19Les pactes sociaux se manifestent une diversité de relation entre les descendants des ancêtres qui ont contractées.
Manifestations et expressions des pactes sociaux
20Les pactes sociaux se traduisent, par entre autres, le cousinage à plaisanterie, l’extension de la parenté et une jouissance des relations par les descendants des contractants. Ces mécanismes se déploient dans les relations entre individus, les espaces familiaux et les relations intergroupes.
Le cousinage à plaisanterie
21L’un des pactes sociaux qui nous intéressent dans cette étude est le cousinage à plaisanterie. Appelé aussi relations plaisantes, relations à plaisanterie ou encore parenté à plaisanterie, la pratique est courante dans l’espace objet de notre étude.

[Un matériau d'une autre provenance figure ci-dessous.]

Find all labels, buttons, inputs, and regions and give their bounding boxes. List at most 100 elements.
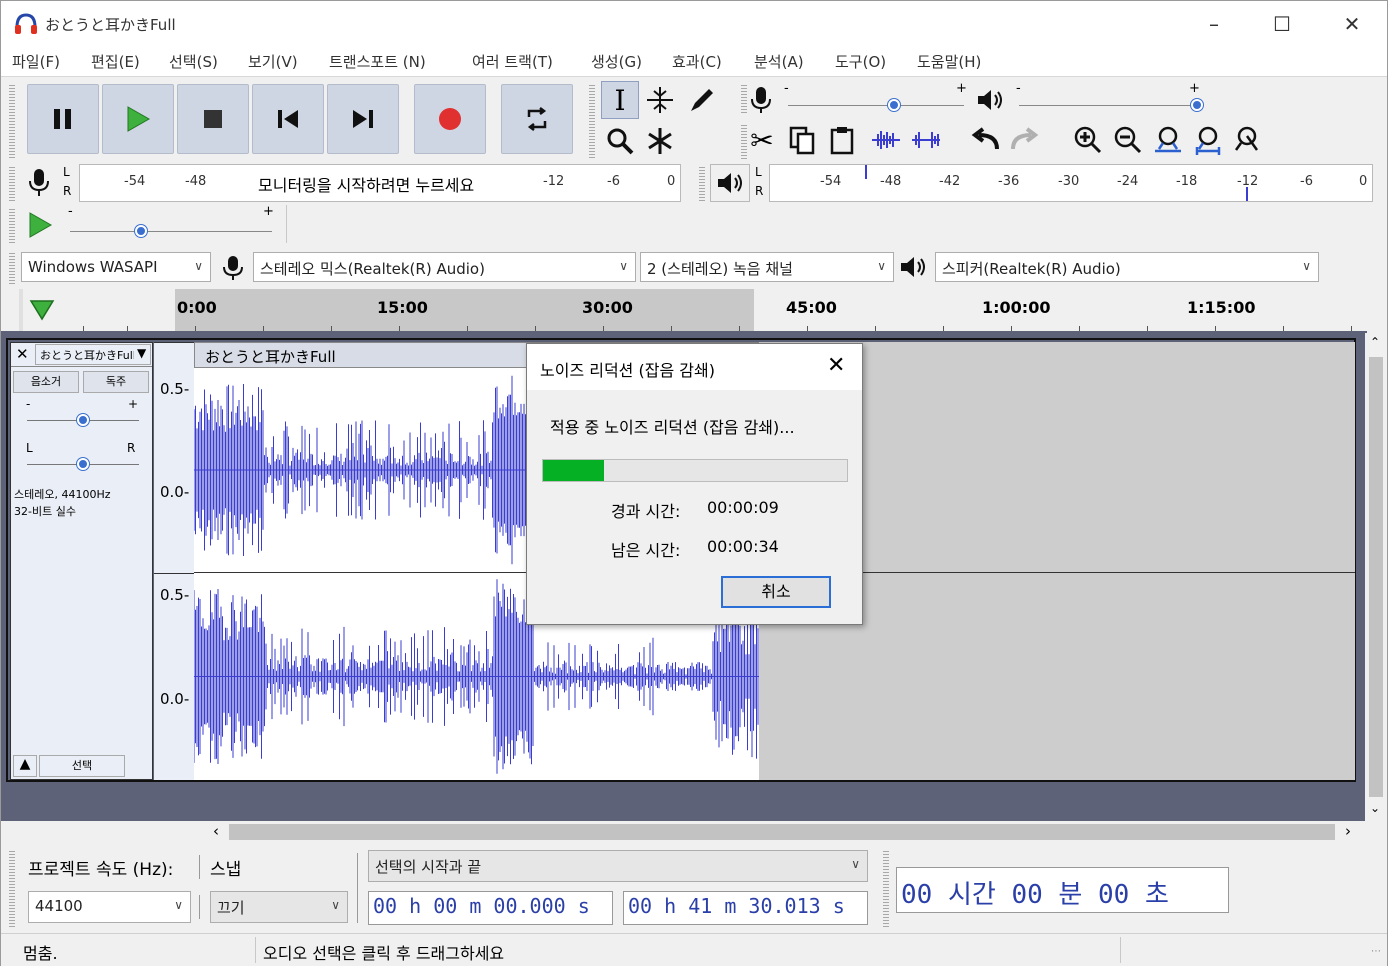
toolbar-grip[interactable] xyxy=(9,83,15,159)
status-divider xyxy=(255,937,256,963)
scroll-down-icon[interactable]: ⌄ xyxy=(1370,801,1380,815)
maximize-button[interactable]: ☐ xyxy=(1259,9,1305,39)
close-window-button[interactable]: ✕ xyxy=(1329,9,1375,39)
menu-transport[interactable]: 트랜스포트 (N) xyxy=(329,51,426,72)
menu-generate[interactable]: 생성(G) xyxy=(591,51,642,72)
play-meter-grip[interactable] xyxy=(699,165,705,203)
playback-volume-thumb[interactable] xyxy=(1191,99,1203,111)
close-track-icon[interactable]: ✕ xyxy=(16,345,29,363)
paste-button[interactable] xyxy=(823,121,861,159)
playback-volume-slider[interactable] xyxy=(1019,105,1197,106)
play-meter-left: L xyxy=(755,165,762,179)
zoom-out-button[interactable] xyxy=(1109,121,1147,159)
input-device-select[interactable]: 스테레오 믹스(Realtek(R) Audio) ∨ xyxy=(253,252,636,282)
redo-button[interactable] xyxy=(1006,121,1044,159)
zoom-tool[interactable] xyxy=(601,122,639,160)
copy-button[interactable] xyxy=(783,121,821,159)
play-icon xyxy=(127,106,151,132)
draw-tool[interactable] xyxy=(683,81,721,119)
resize-grip-icon[interactable]: ⋯ xyxy=(1371,946,1381,957)
menu-help[interactable]: 도움말(H) xyxy=(917,51,981,72)
dialog-close-icon[interactable]: ✕ xyxy=(827,353,845,378)
mixer-grip[interactable] xyxy=(741,83,747,115)
zoom-in-button[interactable] xyxy=(1069,121,1107,159)
menu-analyze[interactable]: 분석(A) xyxy=(754,51,804,72)
menu-select[interactable]: 선택(S) xyxy=(169,51,218,72)
play-meter[interactable]: -54 -48 -42 -36 -30 -24 -18 -12 -6 0 xyxy=(769,164,1373,202)
menu-tools[interactable]: 도구(O) xyxy=(835,51,886,72)
channels-value: 2 (스테레오) 녹음 채널 xyxy=(647,260,793,278)
menu-file[interactable]: 파일(F) xyxy=(12,51,60,72)
time-toolbar-grip[interactable] xyxy=(883,849,889,927)
zoom-toggle-button[interactable] xyxy=(1229,121,1267,159)
scroll-up-icon[interactable]: ⌃ xyxy=(1370,335,1380,349)
play-button[interactable] xyxy=(102,84,174,154)
selection-toolbar-grip[interactable] xyxy=(9,849,15,927)
play-speed-grip[interactable] xyxy=(9,207,15,243)
track-name-menu[interactable]: おとうと耳かきFull ▼ xyxy=(35,344,151,365)
output-device-select[interactable]: 스피커(Realtek(R) Audio) ∨ xyxy=(935,252,1319,282)
trim-button[interactable] xyxy=(867,121,905,159)
mute-button[interactable]: 음소거 xyxy=(13,371,79,393)
fit-project-button[interactable] xyxy=(1189,121,1227,159)
selection-tool[interactable]: I xyxy=(601,81,639,119)
snap-select[interactable]: 끄기 ∨ xyxy=(210,891,348,923)
selection-start-time[interactable]: 00 h 00 m 00.000 s xyxy=(368,891,613,925)
dialog-title: 노이즈 리덕션 (잡음 감쇄) xyxy=(540,361,715,380)
scroll-right-icon[interactable]: › xyxy=(1345,822,1351,840)
audio-position-display[interactable]: 00 시간 00 분 00 초 xyxy=(896,867,1229,913)
stop-button[interactable] xyxy=(177,84,249,154)
play-at-speed-icon[interactable] xyxy=(27,211,53,239)
menu-effect[interactable]: 효과(C) xyxy=(672,51,722,72)
cut-button[interactable]: ✂ xyxy=(743,121,781,159)
multi-tool[interactable] xyxy=(641,122,679,160)
audio-host-select[interactable]: Windows WASAPI ∨ xyxy=(21,252,211,282)
horizontal-scrollbar[interactable]: ‹ › xyxy=(1,821,1367,843)
record-meter[interactable]: -54 -48 모니터링을 시작하려면 누르세요 -12 -6 0 xyxy=(79,164,681,202)
channels-select[interactable]: 2 (스테레오) 녹음 채널 ∨ xyxy=(640,252,894,282)
selection-end-time[interactable]: 00 h 41 m 30.013 s xyxy=(623,891,868,925)
fit-selection-button[interactable] xyxy=(1149,121,1187,159)
pause-button[interactable] xyxy=(27,84,99,154)
record-gain-slider[interactable] xyxy=(788,105,964,106)
device-grip[interactable] xyxy=(9,251,15,285)
menu-tracks[interactable]: 여러 트랙(T) xyxy=(472,51,553,72)
loop-button[interactable] xyxy=(501,84,573,154)
vertical-scrollbar[interactable]: ⌃ ⌄ xyxy=(1365,333,1387,821)
silence-button[interactable] xyxy=(907,121,945,159)
copy-icon xyxy=(789,126,815,155)
select-track-button[interactable]: 선택 xyxy=(39,755,125,777)
play-speed-thumb[interactable] xyxy=(134,225,147,237)
speaker-icon xyxy=(978,90,1002,110)
record-button[interactable] xyxy=(414,84,486,154)
skip-to-start-button[interactable] xyxy=(252,84,324,154)
play-meter-button[interactable] xyxy=(710,164,750,202)
timeline-options-button[interactable] xyxy=(19,289,65,331)
undo-button[interactable] xyxy=(966,121,1004,159)
record-monitor-prompt[interactable]: 모니터링을 시작하려면 누르세요 xyxy=(256,172,477,196)
record-meter-mic-icon[interactable] xyxy=(27,167,51,199)
amplitude-label: 0.0- xyxy=(160,483,190,501)
selection-mode-select[interactable]: 선택의 시작과 끝 ∨ xyxy=(368,850,868,882)
chevron-down-icon: ∨ xyxy=(619,259,628,273)
vertical-scroll-thumb[interactable] xyxy=(1369,357,1383,797)
skip-to-end-button[interactable] xyxy=(327,84,399,154)
pan-thumb[interactable] xyxy=(77,458,89,470)
collapse-track-icon[interactable]: ▲ xyxy=(13,755,37,777)
project-rate-select[interactable]: 44100 ∨ xyxy=(28,891,191,923)
timeline-ruler[interactable]: 0:00 15:00 30:00 45:00 1:00:00 1:15:00 xyxy=(19,289,1355,331)
cancel-button[interactable]: 취소 xyxy=(721,576,831,608)
gain-thumb[interactable] xyxy=(77,414,89,426)
tools-grip[interactable] xyxy=(589,83,595,159)
envelope-tool[interactable] xyxy=(641,81,679,119)
menu-edit[interactable]: 편집(E) xyxy=(91,51,140,72)
solo-button[interactable]: 독주 xyxy=(83,371,149,393)
menu-view[interactable]: 보기(V) xyxy=(248,51,298,72)
horizontal-scroll-thumb[interactable] xyxy=(229,824,1335,840)
menu-bar: 파일(F) 편집(E) 선택(S) 보기(V) 트랜스포트 (N) 여러 트랙(… xyxy=(1,45,1387,77)
record-gain-thumb[interactable] xyxy=(887,99,900,111)
play-speed-slider[interactable] xyxy=(70,231,272,232)
minimize-button[interactable]: – xyxy=(1191,9,1237,39)
record-meter-grip[interactable] xyxy=(9,165,15,203)
scroll-left-icon[interactable]: ‹ xyxy=(213,822,219,840)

Il réunit des familles, des sous-groupes d’une même communauté, des communautés linguistiques, des groupes socioprofessionnels et des villages.
22Plusieurs groupes appartenant à la communauté ethnolinguistiques sonay-zarma entretiennent ces relations. Certains des cousinages sont connus car mis à jour par des études précédentes. C’est le cas entre Songhay et Zarma, Golé et Kallé, Sonay et Waazi, D’autres sont moins connus les cousinages, entre Lafar et Gabda.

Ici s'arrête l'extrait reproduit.